“It was the best of times, it was the worst of times, it was the age of wisdom, it was the age of foolishness, it was the epoch of belief, it was the epoch of incredulity, it was the season of light, it was the season of darkness, it was the spring of hope, it was the winter of despair” (Charles Dickens, A Tale of Two Cities). It seems that every news report is one of these two polar opposites. Either a count of more virus cases and deaths or humanity rising to the occasion and helping his fellow man. People are out of work, yet others are finding ways to help in the fight against our current invisible enemy. It truly is the best of times and the worst of times. How can the church make the best of worst times?
We are quarantined, sequestered and separated, but there are still things that we can do for each other. There are many that are lonely and need phone calls. There are some that are living alone and need some form of contact with the outside world. Instead of waiting around to be served, try to find ways to serve others. There are those that have a difficult time getting out for groceries. What if you did a grocery run for someone in this condition? Or, any other errand that they can’t or shouldn’t get out to do. There are ways to still serve one another in groups of less than ten.
In these viral times, many of the things that we do as the church haven’t changed even though the manner which we do them might have changed. For example, we are still commanded to worship our God every first day of the week. How we do that might change. You might log in to your local congregation’s website and be led in worship. You might decide as a family to worship together and lead yourselves in worship. The same acts of worship need to happen like the first century church did from “house to house” (Acts 2:46).

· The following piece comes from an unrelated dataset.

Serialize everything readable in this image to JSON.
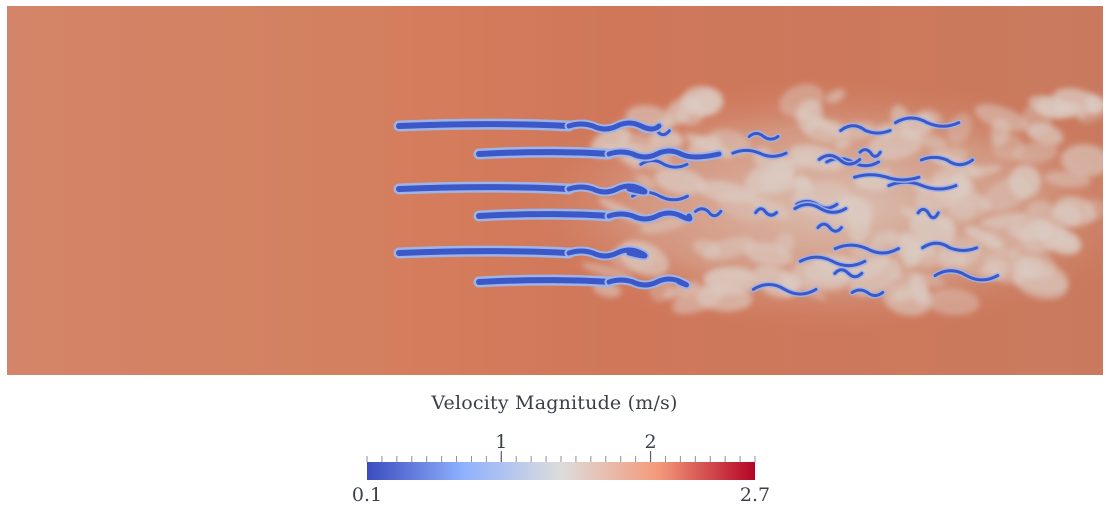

We also still have the duty to reflect Christ to the world around us. We who have “put on the Lord Jesus Christ” need to maintain that relationship with Him (Rom. 13:14). There is a certain confidence that faith brings to life changing or threatening situations. As Paul said, “For to me, to live is Christ and to die is gain” (Phil. 1:21). However, not everyone shares our same convictions and certainty. We need to be conscience of that and not be brash or cavalier with our attitudes and comments. Their fear is very real to them. We need to help them get on a path to find the “perfect love [that] casts out fear” (1 John 4:18).
The church keeps moving along with its prime directive if it is the best of times or the worst of times. We have been given a light that can be hope for so many. Will we choose to shine no matter the circumstances?